Characterization of ring-forming reactions. In this fluorescence-quenching assay, each of the three C strands was functionalized with a different fluorophore at its 5′ end (C1–TYE 665, red; C2–TAMRA, green; C3–FAM, blue); F represents a C strand with a fluorophore only, while Q represents a strand with a fluorophore expected to be quenched by a quencher on the 3′-end of a neighboring C strand. Lanes 1–3 show the structures FBB (CBB with a red fluorophore on the C1 strand), FFB (CCB with red and green fluorophores on the C1 and C2 strands, respectively), and QFB (CCB with the same two fluorophores, plus a 3′-quencher on the C2 strand that quenches the red 5′-fluorophore on the C1 strand). Lanes 4–6 and 7–9 show the other two structural permutations. Lane 10 shows FFF (the full tetrahedron with all fluorophores), and lane 11 shows QQQ (the full tetrahedron with all fluorophores and all quenchers).
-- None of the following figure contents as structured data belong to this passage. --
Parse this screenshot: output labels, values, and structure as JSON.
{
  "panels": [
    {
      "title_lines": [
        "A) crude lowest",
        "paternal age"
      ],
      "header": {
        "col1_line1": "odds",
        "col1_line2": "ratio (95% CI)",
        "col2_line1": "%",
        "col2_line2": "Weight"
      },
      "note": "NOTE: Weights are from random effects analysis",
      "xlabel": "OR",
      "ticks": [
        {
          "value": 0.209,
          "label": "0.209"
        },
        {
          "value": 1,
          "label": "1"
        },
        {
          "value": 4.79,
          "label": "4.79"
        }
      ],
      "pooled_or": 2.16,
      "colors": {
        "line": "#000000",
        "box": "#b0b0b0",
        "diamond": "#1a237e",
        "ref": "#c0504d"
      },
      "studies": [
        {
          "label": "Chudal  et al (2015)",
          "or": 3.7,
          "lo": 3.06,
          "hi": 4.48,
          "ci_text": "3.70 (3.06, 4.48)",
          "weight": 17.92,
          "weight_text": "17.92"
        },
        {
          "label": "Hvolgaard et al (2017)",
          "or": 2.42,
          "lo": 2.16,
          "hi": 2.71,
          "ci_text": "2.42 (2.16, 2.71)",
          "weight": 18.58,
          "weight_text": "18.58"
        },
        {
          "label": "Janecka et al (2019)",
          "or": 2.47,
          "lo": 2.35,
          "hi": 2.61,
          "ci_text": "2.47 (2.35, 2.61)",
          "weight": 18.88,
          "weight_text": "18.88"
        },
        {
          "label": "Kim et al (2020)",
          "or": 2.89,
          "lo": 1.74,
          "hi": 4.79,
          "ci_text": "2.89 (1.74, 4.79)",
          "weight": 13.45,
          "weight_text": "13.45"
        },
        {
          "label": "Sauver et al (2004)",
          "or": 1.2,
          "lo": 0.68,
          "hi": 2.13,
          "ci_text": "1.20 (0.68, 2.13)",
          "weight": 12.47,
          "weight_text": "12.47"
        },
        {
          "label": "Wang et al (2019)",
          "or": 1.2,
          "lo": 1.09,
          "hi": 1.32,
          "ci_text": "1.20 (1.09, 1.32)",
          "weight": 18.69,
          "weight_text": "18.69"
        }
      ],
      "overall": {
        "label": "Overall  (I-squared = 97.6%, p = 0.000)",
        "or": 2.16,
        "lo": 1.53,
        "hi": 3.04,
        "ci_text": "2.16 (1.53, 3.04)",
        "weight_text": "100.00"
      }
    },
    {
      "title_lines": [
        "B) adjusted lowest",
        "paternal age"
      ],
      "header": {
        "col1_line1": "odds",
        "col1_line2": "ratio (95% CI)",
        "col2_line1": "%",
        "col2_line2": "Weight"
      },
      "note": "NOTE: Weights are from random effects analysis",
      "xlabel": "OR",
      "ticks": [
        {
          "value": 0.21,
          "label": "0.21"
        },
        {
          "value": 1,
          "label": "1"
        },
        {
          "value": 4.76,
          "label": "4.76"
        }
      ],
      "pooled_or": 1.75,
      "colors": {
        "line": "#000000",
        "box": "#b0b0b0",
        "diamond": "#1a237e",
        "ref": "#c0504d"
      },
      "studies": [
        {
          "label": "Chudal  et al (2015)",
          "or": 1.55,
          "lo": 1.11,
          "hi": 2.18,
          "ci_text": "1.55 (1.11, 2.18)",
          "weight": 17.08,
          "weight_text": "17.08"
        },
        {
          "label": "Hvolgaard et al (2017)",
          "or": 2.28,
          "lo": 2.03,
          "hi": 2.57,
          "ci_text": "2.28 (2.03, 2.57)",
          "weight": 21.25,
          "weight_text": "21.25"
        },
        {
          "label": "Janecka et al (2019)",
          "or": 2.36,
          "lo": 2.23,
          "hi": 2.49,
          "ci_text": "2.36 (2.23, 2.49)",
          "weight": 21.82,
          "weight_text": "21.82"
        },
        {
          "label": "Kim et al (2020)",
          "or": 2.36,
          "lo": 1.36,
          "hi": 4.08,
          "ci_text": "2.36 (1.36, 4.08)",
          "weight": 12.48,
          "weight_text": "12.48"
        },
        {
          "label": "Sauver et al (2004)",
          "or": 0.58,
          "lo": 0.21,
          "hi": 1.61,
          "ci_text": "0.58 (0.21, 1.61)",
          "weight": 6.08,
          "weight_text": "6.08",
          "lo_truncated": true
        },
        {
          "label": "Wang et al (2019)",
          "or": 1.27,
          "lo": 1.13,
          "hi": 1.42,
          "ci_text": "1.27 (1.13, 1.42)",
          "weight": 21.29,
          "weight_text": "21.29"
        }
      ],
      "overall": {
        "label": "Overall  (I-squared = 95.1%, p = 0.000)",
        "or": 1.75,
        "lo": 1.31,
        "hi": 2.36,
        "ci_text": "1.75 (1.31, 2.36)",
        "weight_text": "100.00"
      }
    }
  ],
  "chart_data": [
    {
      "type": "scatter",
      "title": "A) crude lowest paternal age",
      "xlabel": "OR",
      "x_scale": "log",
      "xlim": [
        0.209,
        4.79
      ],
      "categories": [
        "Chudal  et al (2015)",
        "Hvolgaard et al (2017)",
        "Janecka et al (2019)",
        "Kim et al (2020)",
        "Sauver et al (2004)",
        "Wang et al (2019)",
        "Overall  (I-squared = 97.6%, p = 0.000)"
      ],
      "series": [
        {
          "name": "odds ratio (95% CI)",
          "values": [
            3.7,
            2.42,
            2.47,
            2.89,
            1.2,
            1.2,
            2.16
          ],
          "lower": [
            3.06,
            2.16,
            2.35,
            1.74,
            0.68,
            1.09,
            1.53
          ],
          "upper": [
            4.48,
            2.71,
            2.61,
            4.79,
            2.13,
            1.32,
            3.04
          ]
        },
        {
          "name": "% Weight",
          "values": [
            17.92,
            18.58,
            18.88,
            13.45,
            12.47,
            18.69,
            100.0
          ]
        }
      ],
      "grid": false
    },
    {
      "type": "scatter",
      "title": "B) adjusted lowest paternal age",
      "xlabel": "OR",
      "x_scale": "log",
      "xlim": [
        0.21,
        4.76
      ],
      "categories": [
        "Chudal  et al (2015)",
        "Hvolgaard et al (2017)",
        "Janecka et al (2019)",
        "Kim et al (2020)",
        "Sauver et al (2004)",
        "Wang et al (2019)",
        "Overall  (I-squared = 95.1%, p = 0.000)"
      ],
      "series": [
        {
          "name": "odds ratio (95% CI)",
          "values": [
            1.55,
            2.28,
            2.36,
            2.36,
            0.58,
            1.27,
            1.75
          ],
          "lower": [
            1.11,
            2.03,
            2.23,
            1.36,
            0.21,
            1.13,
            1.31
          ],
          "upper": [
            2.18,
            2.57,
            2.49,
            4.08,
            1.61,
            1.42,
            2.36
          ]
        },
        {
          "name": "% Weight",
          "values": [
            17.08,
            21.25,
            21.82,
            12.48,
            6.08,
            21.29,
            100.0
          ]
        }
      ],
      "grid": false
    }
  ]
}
Lanes 12 and 13 are the same lanes in the same gel as lanes 10 and 11, but after staining with SYBR Gold. This is a 6% native polyacrylamide gel of a 10 nM assembly reaction with 1 equiv of initiator, conducted at room temperature in TAE/Mg²⁺ buffer containing 12.5 mM Mg²⁺ over 22 h.

Figure 4

Atomic force microscopy images of tetrahedron self-assembly. (a) Images of purified samples of the intermediates BBB, CBB, CCB, and the full tetrahedron CCC, which, respectively, appeared as a three-arm junction, a single triangle, a double triangle, and a three- or four-lobed structure corresponding to a flattened tetrahedron, each consistent with our design. In each image, the double-stranded edges of each wireframe structure are clearly resolved. (b) Images of the full tetrahedron cut by restriction endonucleases followed by incubation with streptavidin. Digestion with either of two endonucleases targeted to different edges restored the double-triangle structures, with the streptavidin (appearing as small white circular features in the AFM image) appearing at the expected biotin-modified vertices. In the schematic diagrams, the black bar intersecting tetrahedron edge represents the designed restriction site, the black dot is the 5′-biotin, and the yellow circle is the streptavidin. The scale bars of the larger images are 100 nm long; the inset images are 62.5 nm in width, at double the scale of the larger images. These samples were assembled at a concentration of 100 nM and then purified by glycerol gradient ultracentrifugation; for panel b, the restriction and streptavidin binding were performed before purification.